A common question that we often ask one another is “do you have any plans for the weekend?” The question assumes that with some weekend time approaching what is a person going to do with their free time. How are they going to fill the hours, where are they going to go, and who might they be spending time with? And of course, we have all had our weekend plans disrupted by bad weather, an unexpected illness, car problems, or some other unforeseen event. What we had planned out for the weekend suddenly falls apart. Yet, when our weekend goes south, we can usually recover because another weekend is only a week away.
However, there are times in our lives when some of our biggest plans fall apart that are not so easily forgotten or left behind. When life’s plans come crashing down around you the impact can be so much greater than a rained-out weekend. In the book of Job in the Old Testament, we have the account of a man’s life when his plans for his life completely disintegrate. Job is a wealthy man living in a land called Uz with his large family and extensive flocks. He is “blameless” and “upright,” always careful to avoid doing evil. In the course of one day, Job receives four messages, each bearing separate news that his livestock, servants, and ten children have all died due to marauding invaders or natural catastrophes. Job tears his clothes and shaves his head in mourning. Job is then afflicted with horrible skin sores. His wife encourages him to curse God and to give up and die. Everything that Job had planned out for his life is now gone. Thus, in the midst of one of his prayers Job cries out, “My days have passed, my plans are shattered.” (Job 17:11)
Shattered plans. It happens to all of us eventually. Life takes a turn we were not expecting and all of a sudden we find ourselves stunned, stuck by the side of the road, and uncertain of which direction to turn. Such events leave our heads spinning and our hearts aching as we try to regroup and figure out how to move forward. It is hard to figure out which direction to turn when you don’t even know where you are. Nina LaCour in her book Hold Still writes about recovering after a friend’s suicide. LaCour writes, “My room is so quiet and empty it hurts.” It hurts when we are uncertain of how to move forward when life leaves us beside the road.

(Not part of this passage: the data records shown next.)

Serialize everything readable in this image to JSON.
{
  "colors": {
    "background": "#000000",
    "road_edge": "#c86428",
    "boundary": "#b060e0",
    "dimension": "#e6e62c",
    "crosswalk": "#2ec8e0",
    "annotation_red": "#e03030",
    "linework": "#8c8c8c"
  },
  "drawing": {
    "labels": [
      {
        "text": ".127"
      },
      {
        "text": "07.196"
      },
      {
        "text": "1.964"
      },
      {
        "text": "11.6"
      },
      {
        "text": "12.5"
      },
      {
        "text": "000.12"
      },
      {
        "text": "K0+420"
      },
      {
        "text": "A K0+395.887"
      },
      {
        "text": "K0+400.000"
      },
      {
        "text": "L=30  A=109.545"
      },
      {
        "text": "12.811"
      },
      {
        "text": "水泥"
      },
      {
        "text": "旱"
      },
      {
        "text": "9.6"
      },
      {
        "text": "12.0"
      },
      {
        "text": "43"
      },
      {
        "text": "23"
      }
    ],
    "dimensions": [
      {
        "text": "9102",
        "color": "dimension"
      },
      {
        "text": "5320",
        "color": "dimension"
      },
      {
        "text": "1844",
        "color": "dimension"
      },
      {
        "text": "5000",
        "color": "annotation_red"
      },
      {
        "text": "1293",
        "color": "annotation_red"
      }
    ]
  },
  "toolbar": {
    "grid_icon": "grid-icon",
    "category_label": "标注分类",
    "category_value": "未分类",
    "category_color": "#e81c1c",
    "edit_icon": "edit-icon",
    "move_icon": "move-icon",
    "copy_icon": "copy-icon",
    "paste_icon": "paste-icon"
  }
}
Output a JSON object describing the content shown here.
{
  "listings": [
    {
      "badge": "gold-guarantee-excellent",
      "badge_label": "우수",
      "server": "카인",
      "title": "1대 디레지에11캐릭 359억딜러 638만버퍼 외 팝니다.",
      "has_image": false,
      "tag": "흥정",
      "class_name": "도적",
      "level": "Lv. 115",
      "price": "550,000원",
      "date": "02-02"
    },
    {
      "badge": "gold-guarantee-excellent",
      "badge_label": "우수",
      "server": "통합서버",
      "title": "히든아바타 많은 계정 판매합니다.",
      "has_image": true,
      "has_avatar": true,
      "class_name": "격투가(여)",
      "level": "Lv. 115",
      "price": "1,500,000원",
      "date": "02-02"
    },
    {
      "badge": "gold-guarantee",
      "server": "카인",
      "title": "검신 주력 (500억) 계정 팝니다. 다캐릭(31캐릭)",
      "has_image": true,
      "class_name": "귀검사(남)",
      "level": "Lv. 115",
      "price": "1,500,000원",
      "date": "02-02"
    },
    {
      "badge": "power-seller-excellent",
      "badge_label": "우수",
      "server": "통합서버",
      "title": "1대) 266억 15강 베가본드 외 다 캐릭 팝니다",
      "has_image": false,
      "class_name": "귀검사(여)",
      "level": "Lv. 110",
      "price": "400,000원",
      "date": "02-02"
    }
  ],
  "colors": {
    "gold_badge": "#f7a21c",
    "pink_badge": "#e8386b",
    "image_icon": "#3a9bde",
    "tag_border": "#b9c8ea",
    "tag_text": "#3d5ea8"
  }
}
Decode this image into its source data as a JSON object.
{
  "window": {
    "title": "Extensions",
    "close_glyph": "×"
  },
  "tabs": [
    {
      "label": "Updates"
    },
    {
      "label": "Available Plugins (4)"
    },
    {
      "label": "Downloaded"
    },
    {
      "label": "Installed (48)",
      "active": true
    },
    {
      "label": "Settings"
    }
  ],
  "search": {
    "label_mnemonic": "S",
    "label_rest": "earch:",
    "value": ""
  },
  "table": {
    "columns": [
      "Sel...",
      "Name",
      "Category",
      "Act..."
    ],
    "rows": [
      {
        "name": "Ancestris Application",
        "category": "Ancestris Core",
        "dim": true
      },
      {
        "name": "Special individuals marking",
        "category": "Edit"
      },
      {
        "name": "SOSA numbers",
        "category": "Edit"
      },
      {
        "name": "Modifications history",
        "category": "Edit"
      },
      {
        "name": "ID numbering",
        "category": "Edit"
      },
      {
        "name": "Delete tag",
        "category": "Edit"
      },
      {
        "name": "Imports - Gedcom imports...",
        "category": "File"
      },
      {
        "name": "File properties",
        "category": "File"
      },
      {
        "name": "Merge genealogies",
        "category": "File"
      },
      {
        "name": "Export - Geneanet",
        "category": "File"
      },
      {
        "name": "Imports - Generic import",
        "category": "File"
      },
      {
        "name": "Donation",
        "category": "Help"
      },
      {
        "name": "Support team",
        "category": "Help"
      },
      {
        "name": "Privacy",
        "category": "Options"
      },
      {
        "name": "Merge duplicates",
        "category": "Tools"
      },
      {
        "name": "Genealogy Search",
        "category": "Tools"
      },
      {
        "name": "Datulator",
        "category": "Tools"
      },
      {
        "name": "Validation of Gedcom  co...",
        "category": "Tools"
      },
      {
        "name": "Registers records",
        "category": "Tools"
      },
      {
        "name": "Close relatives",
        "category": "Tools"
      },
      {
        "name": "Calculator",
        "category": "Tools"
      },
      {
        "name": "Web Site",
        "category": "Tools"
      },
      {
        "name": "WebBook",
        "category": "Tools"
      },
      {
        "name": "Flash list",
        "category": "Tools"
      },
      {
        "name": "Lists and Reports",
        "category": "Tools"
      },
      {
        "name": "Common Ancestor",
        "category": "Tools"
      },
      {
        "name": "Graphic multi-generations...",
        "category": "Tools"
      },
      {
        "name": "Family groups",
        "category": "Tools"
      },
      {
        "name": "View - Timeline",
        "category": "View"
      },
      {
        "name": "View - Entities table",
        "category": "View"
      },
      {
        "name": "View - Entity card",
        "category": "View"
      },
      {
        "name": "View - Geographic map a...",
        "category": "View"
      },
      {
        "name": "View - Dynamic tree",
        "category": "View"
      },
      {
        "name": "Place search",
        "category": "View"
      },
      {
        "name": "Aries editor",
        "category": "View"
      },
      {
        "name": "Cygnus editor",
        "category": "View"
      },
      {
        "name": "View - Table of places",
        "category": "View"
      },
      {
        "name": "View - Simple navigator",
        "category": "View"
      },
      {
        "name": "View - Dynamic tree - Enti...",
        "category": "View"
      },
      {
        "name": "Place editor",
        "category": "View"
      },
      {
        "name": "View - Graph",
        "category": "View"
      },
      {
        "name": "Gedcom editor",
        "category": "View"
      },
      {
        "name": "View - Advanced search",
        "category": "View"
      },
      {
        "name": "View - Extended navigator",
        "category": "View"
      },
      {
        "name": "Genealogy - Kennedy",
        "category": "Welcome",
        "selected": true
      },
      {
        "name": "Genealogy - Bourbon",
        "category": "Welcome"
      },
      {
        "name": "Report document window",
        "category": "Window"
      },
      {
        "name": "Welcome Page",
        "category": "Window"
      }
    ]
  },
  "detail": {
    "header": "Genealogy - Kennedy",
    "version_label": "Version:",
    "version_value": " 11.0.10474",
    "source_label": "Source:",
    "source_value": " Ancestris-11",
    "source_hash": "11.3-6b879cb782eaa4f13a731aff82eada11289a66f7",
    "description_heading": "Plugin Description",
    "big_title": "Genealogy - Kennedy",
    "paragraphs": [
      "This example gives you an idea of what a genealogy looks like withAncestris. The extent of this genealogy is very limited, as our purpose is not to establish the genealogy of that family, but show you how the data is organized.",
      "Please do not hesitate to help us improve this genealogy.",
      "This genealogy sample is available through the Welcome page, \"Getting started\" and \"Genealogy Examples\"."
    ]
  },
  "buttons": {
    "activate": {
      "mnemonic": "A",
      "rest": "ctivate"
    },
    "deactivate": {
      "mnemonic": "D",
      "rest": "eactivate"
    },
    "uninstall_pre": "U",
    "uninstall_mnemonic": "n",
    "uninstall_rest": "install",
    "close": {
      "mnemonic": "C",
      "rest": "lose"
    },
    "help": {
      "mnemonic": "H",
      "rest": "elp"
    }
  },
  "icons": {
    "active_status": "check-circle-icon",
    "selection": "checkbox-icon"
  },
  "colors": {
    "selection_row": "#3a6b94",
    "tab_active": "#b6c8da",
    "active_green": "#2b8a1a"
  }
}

As a people of faith, we are not immune from having our plans sidetracked, changed, or abandoned. Faith does not protect us from such experiences; just look at Job. Faith does, however, call us to trust that God has a plan for each of our lives, even when we wonder if God knows what He is doing. Job questioned what God was up to. And like Job, I have often wondered the same thing. But then I am reminded of the words from scripture like Proverbs 3: 5-6 which says, “Trust in the Lord with all your heart and lean not on your own understanding. In all your ways acknowledge him, and he will make straight your paths.” In faith, we are invited to lean on God and trust that God will straighten everything out. Now, this does not necessarily mean some kind of instantaneous fix, because we all know life can be complicated and messy. But these words from scripture, along with many others, teach us that God is busy working out God’s plans for our lives. When our plans fall apart, God does not. God would tell the prophet Jeremiah, “For surely I know the plans I have for you, says the Lord, plans for your welfare and not for harm, to give you a future with hope.” (Jeremiah 29:11)
So, what is God’s plan for our lives? A future with hope. There are no certainties about how our plans will unfold in our lives. The only certain thing, however, is that God is still in control, working behind the scenes, never leaving us to ourselves, guiding us along the way, and offering to us a future with hope. In a world where we have to let go of our best laid out plans, let us not forget that God will never let go of us.